Read more: Lloyd’s List



The IAPH argued that the fund for shipping decarbonization should go to ports in developing countries.

The IAPH said the most significant share of the $1.2trn-$1.6trn to decarbonize shipping should be invested in land-based infrastructure and production facilities for low-carbon fuels. 

“We all know that decarbonizing shipping is much more than decarbonizing ships,” said IAPH Managing Director Policy & Strategy, Mr. Patrick Verhoeven. “It’s about the whole supply chain. So a lot of the investments will have to be made on land and in ports.” 

In a submission to the IMO’s Marine Environment Protection Committee, the IAPH said that allocating a significant share of market-based measures revenue to port-related investments could be a way to win support from developing economies for such a measure.


Read more: Lloyd’s List



FuelEU rules open to abuse, say EU shipowners

The European Community Shipowners’ Associations (ECSA) stepped up their campaign against the European Union’s maritime proposals to promote the broader use of renewable fuels. The ECSA argued that the proposals relied too heavily on non-EU fuel suppliers to provide correct documentation, creating enforcement loopholes.

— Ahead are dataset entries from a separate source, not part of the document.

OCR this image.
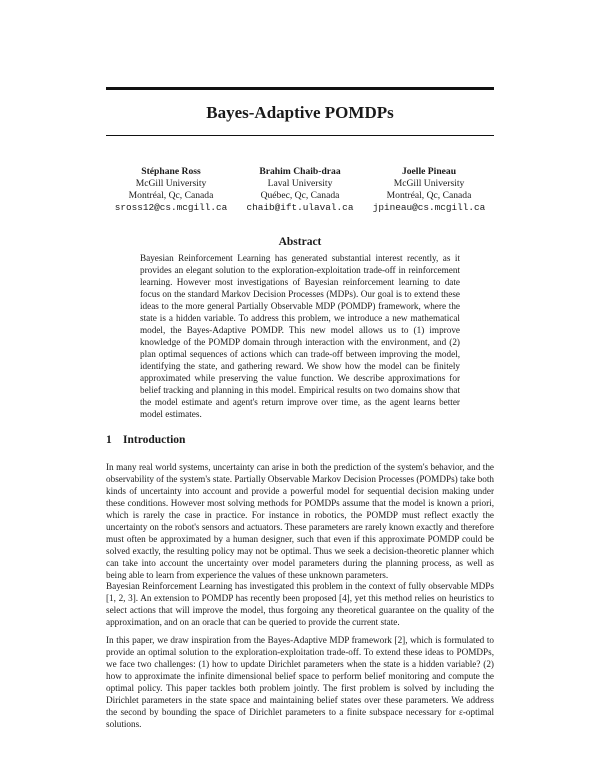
Bayes-Adaptive POMDPs
Stéphane Ross
McGill University
Montréal, Qc, Canada
sross12@cs.mcgill.ca
Brahim Chaib-draa
Laval University
Québec, Qc, Canada
chaib@ift.ulaval.ca
Joelle Pineau
McGill University
Montréal, Qc, Canada
jpineau@cs.mcgill.ca
Abstract
Bayesian Reinforcement Learning has generated substantial interest recently, as it provides an elegant solution to the exploration-exploitation trade-off in reinforcement learning. However most investigations of Bayesian reinforcement learning to date focus on the standard Markov Decision Processes (MDPs). Our goal is to extend these ideas to the more general Partially Observable MDP (POMDP) framework, where the state is a hidden variable. To address this problem, we introduce a new mathematical model, the Bayes-Adaptive POMDP. This new model allows us to (1) improve knowledge of the POMDP domain through interaction with the environment, and (2) plan optimal sequences of actions which can trade-off between improving the model, identifying the state, and gathering reward. We show how the model can be finitely approximated while preserving the value function. We describe approximations for belief tracking and planning in this model. Empirical results on two domains show that the model estimate and agent's return improve over time, as the agent learns better model estimates.
1 Introduction
In many real world systems, uncertainty can arise in both the prediction of the system's behavior, and the observability of the system's state. Partially Observable Markov Decision Processes (POMDPs) take both kinds of uncertainty into account and provide a powerful model for sequential decision making under these conditions. However most solving methods for POMDPs assume that the model is known a priori, which is rarely the case in practice. For instance in robotics, the POMDP must reflect exactly the uncertainty on the robot's sensors and actuators. These parameters are rarely known exactly and therefore must often be approximated by a human designer, such that even if this approximate POMDP could be solved exactly, the resulting policy may not be optimal. Thus we seek a decision-theoretic planner which can take into account the uncertainty over model parameters during the planning process, as well as being able to learn from experience the values of these unknown parameters.
Bayesian Reinforcement Learning has investigated this problem in the context of fully observable MDPs [1, 2, 3]. An extension to POMDP has recently been proposed [4], yet this method relies on heuristics to select actions that will improve the model, thus forgoing any theoretical guarantee on the quality of the approximation, and on an oracle that can be queried to provide the current state.
In this paper, we draw inspiration from the Bayes-Adaptive MDP framework [2], which is formulated to provide an optimal solution to the exploration-exploitation trade-off. To extend these ideas to POMDPs, we face two challenges: (1) how to update Dirichlet parameters when the state is a hidden variable? (2) how to approximate the infinite dimensional belief space to perform belief monitoring and compute the optimal policy. This paper tackles both problem jointly. The first problem is solved by including the Dirichlet parameters in the state space and maintaining belief states over these parameters. We address the second by bounding the space of Dirichlet parameters to a finite subspace necessary for ε-optimal solutions.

The ECSA said the proposal was flawed because it accepted paper documents calculating the carbon savings of biofuel blends purchased outside the EU and supplied to ships that went on to call at EU ports.

Standards on marine fuels carbon content applied to ships purchasing bunkers not only in the EU but also outside Europe, according to FuelEU. The import and purchase of biofuel blends within the EU are already regulated.

“This may create substantial loopholes and ultimately an enforcement minefield,” the ECSA paper said, and outsources responsibility for checking to shipping companies and emission monitoring verifiers.

Shipowners had no means or competence to check biofuel blend compositions, and non-EU fuel suppliers “will be tempted to provide only-on-paper cleaner fuels as they are not subject to inspections, as they are not bound by EU law.”